Deployment
Zero-downtime deployments
Depending on your application and requirements, you can achieve zero-downtime deployments in a number of ways.
1. Using a web server that supports hot rollover
Using a web server like Unicorn or Passenger Enterprise would allow you to achieve zero-downtime deployments even with a single application server. For example, with Unicorn, when you redeploy your application, we send a USR2 signal to Unicorn which tells it to:
- Fire up a new master in parallel
- Fire up new worker processes under the new master
- Quiet and shut down old worker processes
- Shut down the existing master
2. Deploying in serial
When you have a load balancer in front of your application servers, you can choose to deploy in serial.

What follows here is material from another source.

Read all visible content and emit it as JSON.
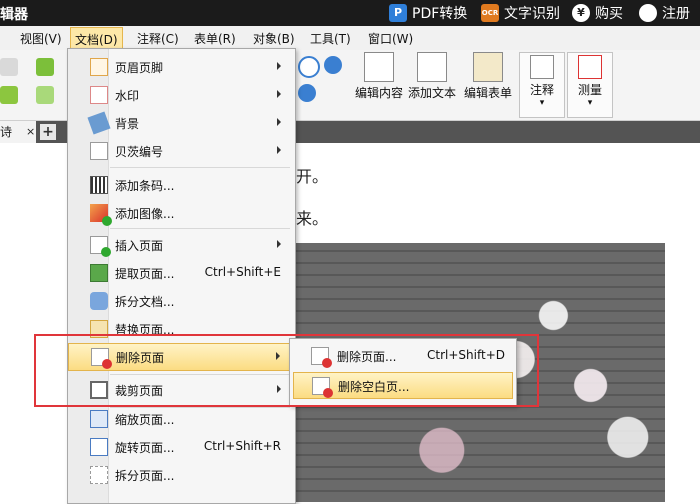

This would involve removing one server at a time from the load balancer, deploying your code to it and then re-adding it to the load balancer.
Assuming that you have more than one application server, this means that there will always be at least one server to respond to user requests while another server is being updated.
This is slightly more complicated if you're using Passenger as a web server, as depending on the size of your application, the Passenger warm-up time can be longer than each server deployment. This would result in application load time being visible to the visitor. Passenger load time does not bounce the server, but only holds sessions in a queue. This means that traffic is served with delay and as long as the application loads in a time shorter than the HTTP timeout, the user will see no errors.
There are a number of (non-optimal) ways to get around this, but ultimately we suggest using option 1.